—No lo sé.
—Claro que sí.
No lo sabía, pero no iba a creerme.
—¿Por qué estás torturando a Phillip?
—Tenía que darle una lección después de lo de anoche.
—¿Porque te plantó cara? —pregunté.
—Sí, porque me plantó cara. —Bajó de la silla y se acercó. Giró sobre sí misma, y el vestido blanco se infló a su alrededor. Llegó hasta mí dando saltitos, sonriente—. Y porque estaba furiosa contigo. Puede que si torturo a tu amante, evite torturarte a ti. Y puede que la muestra te sirva de incentivo para encontrar al asesino. —Tenía la carita vuelta hacia mí, y los ojos claros le brillaban de alegría. Se le daba muy bien.

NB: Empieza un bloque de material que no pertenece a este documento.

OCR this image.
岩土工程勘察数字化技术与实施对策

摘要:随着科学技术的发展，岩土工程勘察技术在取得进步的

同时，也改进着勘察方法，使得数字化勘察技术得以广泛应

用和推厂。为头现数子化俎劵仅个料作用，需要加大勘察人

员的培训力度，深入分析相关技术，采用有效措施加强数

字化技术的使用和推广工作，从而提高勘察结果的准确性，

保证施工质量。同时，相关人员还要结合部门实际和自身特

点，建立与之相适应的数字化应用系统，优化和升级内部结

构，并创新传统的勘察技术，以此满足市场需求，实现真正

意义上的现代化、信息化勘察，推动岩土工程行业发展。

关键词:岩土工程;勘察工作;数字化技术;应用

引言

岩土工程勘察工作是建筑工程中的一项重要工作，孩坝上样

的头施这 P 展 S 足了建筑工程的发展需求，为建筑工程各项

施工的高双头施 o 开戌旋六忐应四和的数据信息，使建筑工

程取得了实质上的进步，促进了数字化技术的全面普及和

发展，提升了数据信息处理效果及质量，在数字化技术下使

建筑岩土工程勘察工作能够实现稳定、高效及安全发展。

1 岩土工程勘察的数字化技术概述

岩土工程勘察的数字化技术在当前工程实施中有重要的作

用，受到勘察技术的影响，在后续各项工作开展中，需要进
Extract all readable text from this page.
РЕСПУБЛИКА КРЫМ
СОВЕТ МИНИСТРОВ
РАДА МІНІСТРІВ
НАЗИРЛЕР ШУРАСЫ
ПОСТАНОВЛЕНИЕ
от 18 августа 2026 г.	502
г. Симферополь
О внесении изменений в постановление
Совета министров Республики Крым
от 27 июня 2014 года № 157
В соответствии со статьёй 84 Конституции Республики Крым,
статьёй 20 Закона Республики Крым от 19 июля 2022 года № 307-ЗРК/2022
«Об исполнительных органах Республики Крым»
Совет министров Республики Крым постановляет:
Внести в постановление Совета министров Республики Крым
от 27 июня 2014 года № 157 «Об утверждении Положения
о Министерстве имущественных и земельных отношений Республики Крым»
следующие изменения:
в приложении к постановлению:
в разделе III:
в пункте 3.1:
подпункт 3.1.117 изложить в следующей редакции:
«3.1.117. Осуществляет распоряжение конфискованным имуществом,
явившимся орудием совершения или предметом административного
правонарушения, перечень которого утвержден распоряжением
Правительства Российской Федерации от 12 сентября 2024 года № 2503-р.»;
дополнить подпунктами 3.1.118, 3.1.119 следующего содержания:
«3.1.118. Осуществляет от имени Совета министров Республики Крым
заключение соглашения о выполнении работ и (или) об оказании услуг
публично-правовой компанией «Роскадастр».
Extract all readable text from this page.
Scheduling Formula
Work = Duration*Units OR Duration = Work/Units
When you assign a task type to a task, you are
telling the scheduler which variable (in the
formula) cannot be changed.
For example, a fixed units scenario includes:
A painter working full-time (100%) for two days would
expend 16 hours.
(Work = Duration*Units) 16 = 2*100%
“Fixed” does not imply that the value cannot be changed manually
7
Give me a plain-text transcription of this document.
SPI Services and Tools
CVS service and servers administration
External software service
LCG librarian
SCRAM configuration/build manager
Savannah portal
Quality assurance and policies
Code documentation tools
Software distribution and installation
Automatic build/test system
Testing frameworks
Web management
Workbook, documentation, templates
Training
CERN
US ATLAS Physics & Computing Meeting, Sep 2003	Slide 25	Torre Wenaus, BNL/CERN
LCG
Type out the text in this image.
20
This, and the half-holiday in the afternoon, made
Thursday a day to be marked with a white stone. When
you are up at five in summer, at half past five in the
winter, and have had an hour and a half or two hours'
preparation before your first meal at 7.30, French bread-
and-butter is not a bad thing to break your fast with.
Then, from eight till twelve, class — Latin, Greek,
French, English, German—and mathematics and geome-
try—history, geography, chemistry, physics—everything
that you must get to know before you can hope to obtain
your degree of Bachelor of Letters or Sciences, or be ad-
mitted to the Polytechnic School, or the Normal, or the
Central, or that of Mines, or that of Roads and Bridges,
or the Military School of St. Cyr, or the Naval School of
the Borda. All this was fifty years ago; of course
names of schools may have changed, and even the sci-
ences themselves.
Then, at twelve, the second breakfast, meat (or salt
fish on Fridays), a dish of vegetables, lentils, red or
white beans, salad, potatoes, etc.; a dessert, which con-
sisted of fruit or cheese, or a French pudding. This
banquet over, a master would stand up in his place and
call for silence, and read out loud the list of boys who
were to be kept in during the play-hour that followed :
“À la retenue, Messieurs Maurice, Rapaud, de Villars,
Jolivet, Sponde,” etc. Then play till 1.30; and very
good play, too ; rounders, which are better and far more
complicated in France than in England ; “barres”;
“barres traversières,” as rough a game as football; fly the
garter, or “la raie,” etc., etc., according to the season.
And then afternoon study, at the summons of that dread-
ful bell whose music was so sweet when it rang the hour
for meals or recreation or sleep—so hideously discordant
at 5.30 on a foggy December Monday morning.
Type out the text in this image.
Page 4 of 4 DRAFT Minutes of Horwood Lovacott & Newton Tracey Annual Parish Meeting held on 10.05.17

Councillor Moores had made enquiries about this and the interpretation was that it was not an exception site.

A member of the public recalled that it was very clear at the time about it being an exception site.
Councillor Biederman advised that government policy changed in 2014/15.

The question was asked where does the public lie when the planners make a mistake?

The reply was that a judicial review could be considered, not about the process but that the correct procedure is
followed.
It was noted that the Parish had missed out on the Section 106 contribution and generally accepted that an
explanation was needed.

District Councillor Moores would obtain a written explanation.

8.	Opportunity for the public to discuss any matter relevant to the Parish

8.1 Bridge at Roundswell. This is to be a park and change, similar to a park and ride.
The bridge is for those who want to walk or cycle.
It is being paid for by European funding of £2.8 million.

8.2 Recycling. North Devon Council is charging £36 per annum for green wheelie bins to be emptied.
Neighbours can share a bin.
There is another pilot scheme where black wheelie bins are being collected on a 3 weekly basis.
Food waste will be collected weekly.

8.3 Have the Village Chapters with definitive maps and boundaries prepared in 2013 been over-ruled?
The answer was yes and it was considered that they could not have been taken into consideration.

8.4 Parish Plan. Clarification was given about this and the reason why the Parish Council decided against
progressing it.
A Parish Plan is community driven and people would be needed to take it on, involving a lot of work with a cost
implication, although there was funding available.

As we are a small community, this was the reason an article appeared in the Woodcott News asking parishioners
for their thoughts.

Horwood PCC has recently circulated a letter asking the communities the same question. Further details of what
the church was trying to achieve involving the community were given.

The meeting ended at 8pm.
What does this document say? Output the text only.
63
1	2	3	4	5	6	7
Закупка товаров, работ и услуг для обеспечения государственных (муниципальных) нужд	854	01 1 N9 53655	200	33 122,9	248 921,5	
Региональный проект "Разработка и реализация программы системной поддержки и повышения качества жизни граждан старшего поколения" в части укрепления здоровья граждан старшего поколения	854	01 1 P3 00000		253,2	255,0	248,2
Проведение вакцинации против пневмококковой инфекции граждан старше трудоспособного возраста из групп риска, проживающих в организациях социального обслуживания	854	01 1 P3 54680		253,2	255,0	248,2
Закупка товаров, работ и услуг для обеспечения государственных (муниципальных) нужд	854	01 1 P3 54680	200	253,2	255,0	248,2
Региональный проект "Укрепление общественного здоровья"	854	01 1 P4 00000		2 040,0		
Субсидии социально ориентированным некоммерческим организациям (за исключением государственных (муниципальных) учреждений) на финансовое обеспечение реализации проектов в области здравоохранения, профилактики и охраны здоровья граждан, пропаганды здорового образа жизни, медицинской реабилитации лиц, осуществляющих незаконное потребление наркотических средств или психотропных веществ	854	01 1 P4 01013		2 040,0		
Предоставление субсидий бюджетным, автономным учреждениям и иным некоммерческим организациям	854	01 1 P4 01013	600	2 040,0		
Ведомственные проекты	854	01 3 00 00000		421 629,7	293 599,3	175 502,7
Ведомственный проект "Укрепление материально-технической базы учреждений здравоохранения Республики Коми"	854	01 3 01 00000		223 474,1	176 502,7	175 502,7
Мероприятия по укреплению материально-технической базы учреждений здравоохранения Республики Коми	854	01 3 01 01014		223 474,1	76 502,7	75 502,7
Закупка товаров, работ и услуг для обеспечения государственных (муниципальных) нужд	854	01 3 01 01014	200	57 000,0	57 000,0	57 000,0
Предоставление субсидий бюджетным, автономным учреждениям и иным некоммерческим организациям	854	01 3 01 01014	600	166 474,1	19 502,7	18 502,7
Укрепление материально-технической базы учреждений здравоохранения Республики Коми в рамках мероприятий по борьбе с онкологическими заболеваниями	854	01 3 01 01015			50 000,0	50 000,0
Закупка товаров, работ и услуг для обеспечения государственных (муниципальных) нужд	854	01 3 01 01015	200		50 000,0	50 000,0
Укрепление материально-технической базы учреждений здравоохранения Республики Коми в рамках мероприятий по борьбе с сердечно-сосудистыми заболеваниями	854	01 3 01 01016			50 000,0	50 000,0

Tragué saliva y pregunté lo que tenía que preguntar.
—¿Por qué estabas furiosa conmigo?
Inclinó la cabeza a un lado. Si no hubiera estado llena de salpicaduras de sangre, habría quedado monísima.
—¿Es posible que no lo sepas? —Se volvió hacia Burchard—. ¿Qué opinas, amigo mío? ¿Tan ignorante es?
—Creo que es posible —dijo irguiendo los hombros.
—Oh, Jean-Claude ha sido muy malo. ¡Ponerle la segunda marca a una mortal sin que ella lo sepa!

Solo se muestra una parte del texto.